Ы-ни решительно подавила нахлынувшее отвращение и, сузив красивые глаза, достала из тельца крошечное сердце. Затем второе. Змей ей передали уже умерщвленными, как она и просила в записке, и не очень большого размера. Конечно, приворот на встречу с Сыном Неба (а был и такой) требовал бьющегося (!) сердца королевской кобры не менее чем пяти локтей в длину, но ведь она не хочет так много!

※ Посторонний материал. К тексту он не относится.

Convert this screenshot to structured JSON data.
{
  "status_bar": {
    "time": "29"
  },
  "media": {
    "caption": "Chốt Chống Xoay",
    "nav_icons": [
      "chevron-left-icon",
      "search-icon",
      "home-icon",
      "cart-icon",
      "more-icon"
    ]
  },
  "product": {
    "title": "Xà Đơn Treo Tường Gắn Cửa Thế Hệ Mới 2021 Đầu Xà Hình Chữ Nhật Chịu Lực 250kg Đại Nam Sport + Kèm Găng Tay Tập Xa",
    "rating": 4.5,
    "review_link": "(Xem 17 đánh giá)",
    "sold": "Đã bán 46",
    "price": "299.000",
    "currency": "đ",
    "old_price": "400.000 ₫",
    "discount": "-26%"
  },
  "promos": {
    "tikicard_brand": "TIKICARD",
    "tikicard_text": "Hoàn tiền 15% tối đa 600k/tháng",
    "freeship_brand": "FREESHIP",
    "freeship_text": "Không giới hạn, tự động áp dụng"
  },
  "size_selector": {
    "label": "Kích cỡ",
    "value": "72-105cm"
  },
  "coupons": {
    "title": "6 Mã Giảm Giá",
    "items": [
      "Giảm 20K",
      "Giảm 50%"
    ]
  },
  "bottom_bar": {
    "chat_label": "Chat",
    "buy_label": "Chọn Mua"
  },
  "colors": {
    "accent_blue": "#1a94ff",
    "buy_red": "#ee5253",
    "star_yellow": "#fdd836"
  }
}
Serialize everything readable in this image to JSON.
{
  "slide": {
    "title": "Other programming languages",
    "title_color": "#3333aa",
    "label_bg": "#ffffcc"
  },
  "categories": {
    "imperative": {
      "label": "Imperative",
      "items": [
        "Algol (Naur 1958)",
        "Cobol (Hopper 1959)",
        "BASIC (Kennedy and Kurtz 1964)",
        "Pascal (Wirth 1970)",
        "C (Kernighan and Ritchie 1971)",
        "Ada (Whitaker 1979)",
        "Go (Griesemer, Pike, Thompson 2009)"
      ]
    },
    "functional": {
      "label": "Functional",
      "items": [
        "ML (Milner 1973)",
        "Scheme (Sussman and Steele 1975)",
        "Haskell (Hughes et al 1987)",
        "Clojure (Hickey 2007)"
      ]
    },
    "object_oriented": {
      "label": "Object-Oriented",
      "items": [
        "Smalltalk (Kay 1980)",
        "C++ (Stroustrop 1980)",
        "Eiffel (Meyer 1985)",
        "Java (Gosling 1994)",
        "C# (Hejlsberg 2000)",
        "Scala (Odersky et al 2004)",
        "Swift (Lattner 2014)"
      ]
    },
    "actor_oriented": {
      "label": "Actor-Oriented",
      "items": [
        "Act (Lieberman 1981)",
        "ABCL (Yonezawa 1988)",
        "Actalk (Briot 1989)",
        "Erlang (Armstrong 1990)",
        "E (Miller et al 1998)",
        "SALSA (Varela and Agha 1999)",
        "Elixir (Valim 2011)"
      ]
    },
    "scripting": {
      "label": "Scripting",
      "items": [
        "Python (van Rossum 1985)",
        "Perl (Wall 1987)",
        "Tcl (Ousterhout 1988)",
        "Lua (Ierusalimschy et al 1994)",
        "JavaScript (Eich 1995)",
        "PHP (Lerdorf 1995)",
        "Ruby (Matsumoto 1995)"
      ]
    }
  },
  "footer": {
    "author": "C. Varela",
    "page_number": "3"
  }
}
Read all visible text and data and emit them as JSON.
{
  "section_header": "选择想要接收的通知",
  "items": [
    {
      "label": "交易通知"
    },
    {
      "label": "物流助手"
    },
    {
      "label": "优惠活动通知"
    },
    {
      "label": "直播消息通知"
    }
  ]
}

Ы-ни быстро сложила все, что требовалось, в маленькую ладанку – слава Девятке, у нее нашлась одна серебряная. На минуту ей стало ее жаль: ладанка была прелестной старинной работы и изображала двух летящих друг другу навстречу птиц. Но потом девушка решительно сдвинула брови, защелкнула крошечный замочек и повесила ладанку себе на шею. И быстро смыла с инкрустированного перламутром стола следы крови. То, что осталось от ее занятий, Ы-ни плотно завернула в кусок грубой бумаги и сунула за зеркало: попозже она найдет, куда это выкинуть, не привлекая внимания.
Наконец, перестав бояться, что ее кто-нибудь застанет за препарированием змей, Ы-ни медленно выдохнула и на ее щеки начал возвращаться румянец. Часть операции, представлявшаяся ей самой трудной, выполнена. Теперь оставалось дождаться ночи и выскользнуть в сад.
Ладанку надлежало надеть на шею до заката, а в полночь, девять раз прочитав заклинание, зарыть под одиноко стоящим деревом. Возможно, в заклинании имелось в виду растущее само по себе дерево, но в саду господина Хаги имелся прекрасный старый гинкго, посаженный еще его дедом, и его с полным основанием можно было считать отдельно стоящим.
Поскольку на месте скорее всего будет темно, Ы-ни выучила девять слов, из которых состояло заклинание, наизусть, тем более что ни одно из них не обладало привычным для нее смыслом.
Оставалось ждать. Сквозь духи она чувствовала слабый запах крови, идущий из ладанки. Надо надеяться, что кровь не вытечет, запачкав ее платье, – это может привести к ненужным расспросам. Поэтому она заранее отослала служанок и сказалась матери больной. Это поможет ей избежать общего ужина и мать скорее всего сегодня вечером не будет ее беспокоить.
Ы-ни села к своему любимому столику перед зеркалом и принялась смотреть сама себе в глаза, в их таинственную темноту.
«Как хорошо, что в глазах нельзя прочитать мысли человека, – подумала девушка. – Иначе в мире все бы было устроено иначе. Я думаю, ничуть не лучше, но только люди не позволяли бы себе еще и думать о чем-то запретном. А так, как сейчас, я могу не беспокоиться и сколько влезет думать о нем. О Юэ.
«Конечно, меня могут выдать замуж. Но разве мало в наши дни историй о женщинах, имеющих любовника? Странно было бы выдавать женщин замуж за незнакомцев – и ожидать от них по этому поводу верности, тем более что многие мужья могут оказаться стары и уродливы». Это несправедливо, и она, Ы-ни, не будет глупой клушей, покорно склонившей голову перед корыстью собственного отца. Нет, она хочет сама делать выбор, кому ей отдать свое тело, – быть может, муж будет иметь право на ее девственность, но позднее, если они будут умны, ее с большим трудом смогут в чем-либо обвинить.
Конечно, сын писаря не сможет дать ей ту жизнь, к которой она привыкла. Кроме того, даже заикнуться об этом родителям немыслимо. Так что замуж выйти придется так или иначе. Но выйти замуж и любить – это две очень разные вещи. Ей нужно выйти замуж за какого-нибудь невзрачного, покладистого и богатого человека. Желательно еще бессильного по мужской части и подслеповатого. Как жаль, что отец так не вовремя прекратил все ухаживания со стороны ее поклонников! К моменту возвращения Юэ она была бы уже замужем, и уже сейчас бы устраивала все так, как этому следует быть. Потому что она не хочет ждать.